Five Things to Consider When Cleaning Your SLS Prints
Being a powder-based process, any SLS project will be inherently messy, especially during the post-processing, when support materials need to be removed and excess powder extracted before the curing stage. That’s why it’s important to pay close attention to the cleaning process and make sure it is treated as a key part of your post-processing stage. While this may seem simple, it can in fact prove deceptively difficult if you wish to avoid damaging your finished parts. However, with the right approach to cleaning parts, it is possible to achieve results that look great and can be used in a wide range of contexts.
Consider these five points:
1) How fragile is your part?
First of all, consider whether any cleaning method utilised may break or deform fragile parts of your model. SLS prints often have parts that are easily breakable, which means faster, more aggressive cleaning methods may not be appropriate. A gentle wash with hot, soapy water or alcohol will be better for removing excess powder, even if it takes longer, rather than a bead-blast or shot of compressed air.

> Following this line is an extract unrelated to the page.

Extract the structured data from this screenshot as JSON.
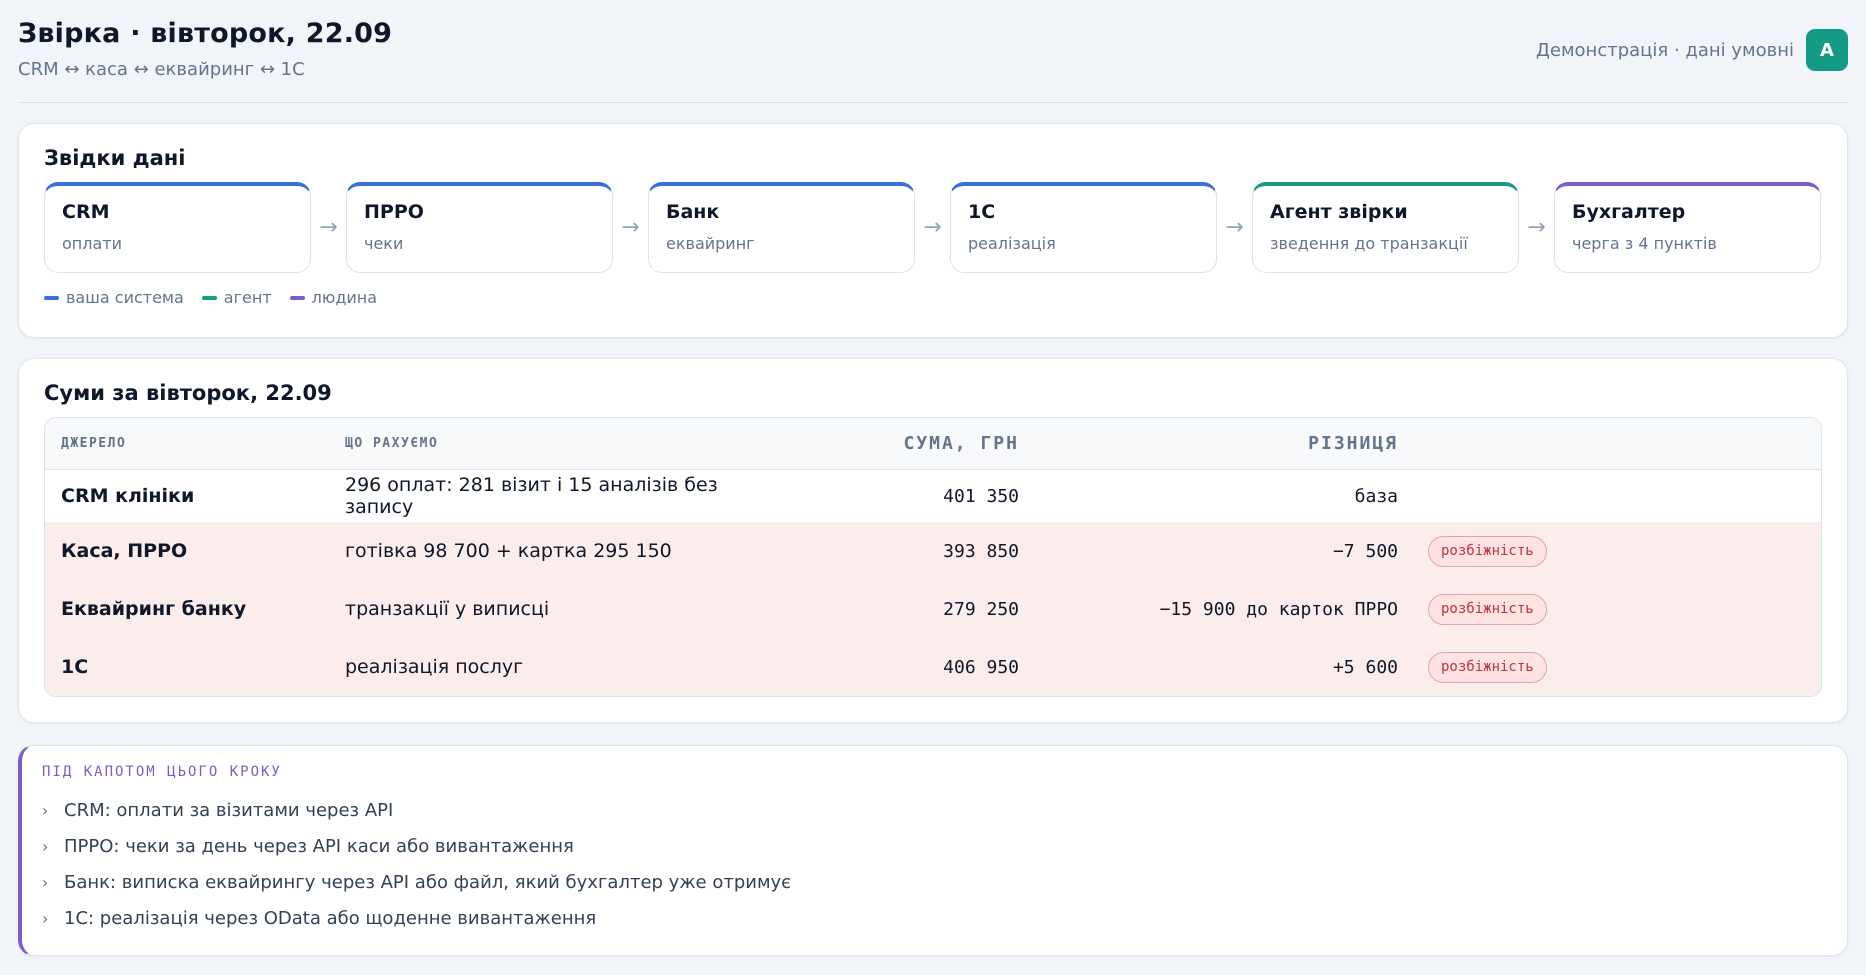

2) Is your workspace properly prepared?
Make sure you work in a well-ventilated area with a dust extractor and will be able to dispose of any material wastage when you are done, whether that means recycling it or disposing of it safely. Bear in mind that many of the printing materials and chemicals used in SLS can potentially be toxic, so exercise all the appropriate safety measures (as we discussed in our last blog post). For example, if you are using an acetone vapour approach to smooth your part, make sure you follow the instructions on how to safely dispose of the leftover liquid.
3) Is there any excess dye left on your part?
If you’re dyeing your part, it’s important that any leftover dye is carefully removed when it is removed from the dye bed. This is typically done with cold water, but you might want to give your parts a few minutes in boiling water, to make completely sure of a clean result. This is especially important for functional parts, as any excess dye on the surface can subtly affect a part’s dimensions and mechanical qualities.
4) What industry regulations do you need to consider?
Depending on the intended use for your part, there may be industry regulations that need to be taken into account during the cleaning process. For example, 3D printed parts that will be used in the medical field must adhere to the most rigorous hygienic regulations, which means they must be remain completely free of dust and bacteria at all times. This must be factored into the cleaning process, to ensure the end result is completely sterile. In such cases, ultrasonic cleaning would be the most appropriate choice, as this will minimise any chance of the part becoming contaminated in any way prior to finishing. If you will be producing medical parts on a regular basis, consider moving production to a dedicated clean room.
5) How will you ensure your part stays clean?
SLS printing materials are naturally porous, which means they will absorb dirt and bacteria very easily. Once your parts have been cleaned and the right finish achieved, it’s important that they stay pristine in order to both look great and meet all relevant industry regulations. We would therefore recommend you seal your part. This will help protect it from dirt and finger-marks, and also ensure it can easily be cleaned later. There are a number of options available when it comes to finishing, which we looked at in detail in this previous blog post.